On Saturday, we went to Espetus in San Francisco. This was recommended by a Brazillian colleague of mine. Of all the Brazillian restaurants she's tried in the area, this was only one of two that she would classify as authentic and worthwhile. When we arrived there, we were told to expect a 25 minute wait. So, we had a couple of white and red sangrias at the restaurant bar, which helped the time pass. It should be noted that the restaurant was not spacious, and tables were tightly packed. Brazillian steakhouses are all-you-can-eat with waiters bringing around freshly cooked meat and carving slices for you on the spot. A variety of meat was available, ranging from different marinated versions of top sirloin to lamb cubes to the more adventurous chicken hearts. While this was a steakhouse, they also had a good number of Brazillian side dishes to offer. Despite the tight space, the food was excellent, and I would recommend it to any meat lovers. Keep the vegetarians away from this place, it's really not for them.

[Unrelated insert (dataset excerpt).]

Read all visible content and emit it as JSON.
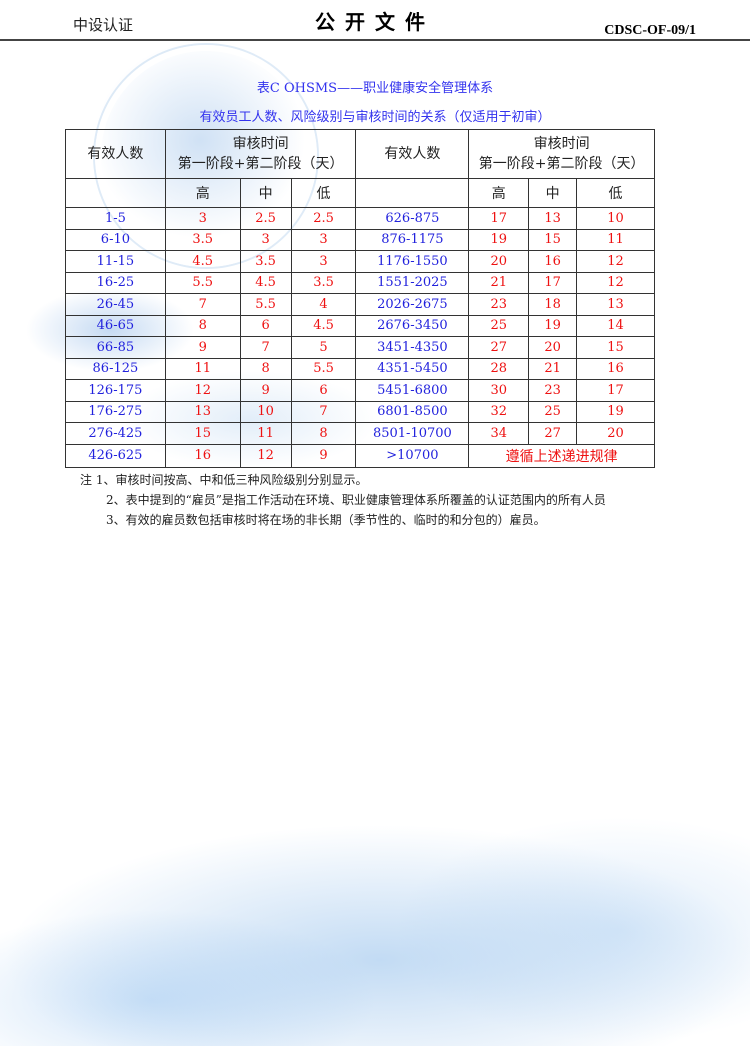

Tonight, we attended a fine dinner banquet at Chez Mayflower in Milpitas. The food here is consistently good, especially the seafood which is always fresh. The service is excellent for a Chinese restaurant, but average when compared to finer dining establishments. The dinner was a full 11 courses. We started off with an appetizer plate consisting of delicate cuts of meat, seaweed, and seasoned jellyfish. This was followed by shark's fin soup. For you environmentalist types, note that this was imitation shark's fin. True shark's fin would run upwards of $30 a bowl. After the soup came a refreshing lettuce wrap stuffed with a meat, which cleansed our palate. Next, we were served a seafood dish containing squid, scallops, and vegetables. The seafood medley then continued with braised sea cucumber and mushrooms. Once again, to break the monotony, we had some Yang Zhou fried rice along with a crispy baked chicken dish. All of this was then followed by stir-fried crab and also a delicious sea bass. Finally, the meal ended with a noodle dish and a red bean and lotus dessert soup with a hint of citrus flavor.

The food this weekend was amazing. I don't know when I'll have another weekend as gluttonous as this one. No complaints at all, but I think I need to hit the gym a few extra times this week. Tomorrow, we're off to a block party where a friend's band will be performing a bunch of Beatles hits. Should be fun. Have a happy Fourth of July, everyone.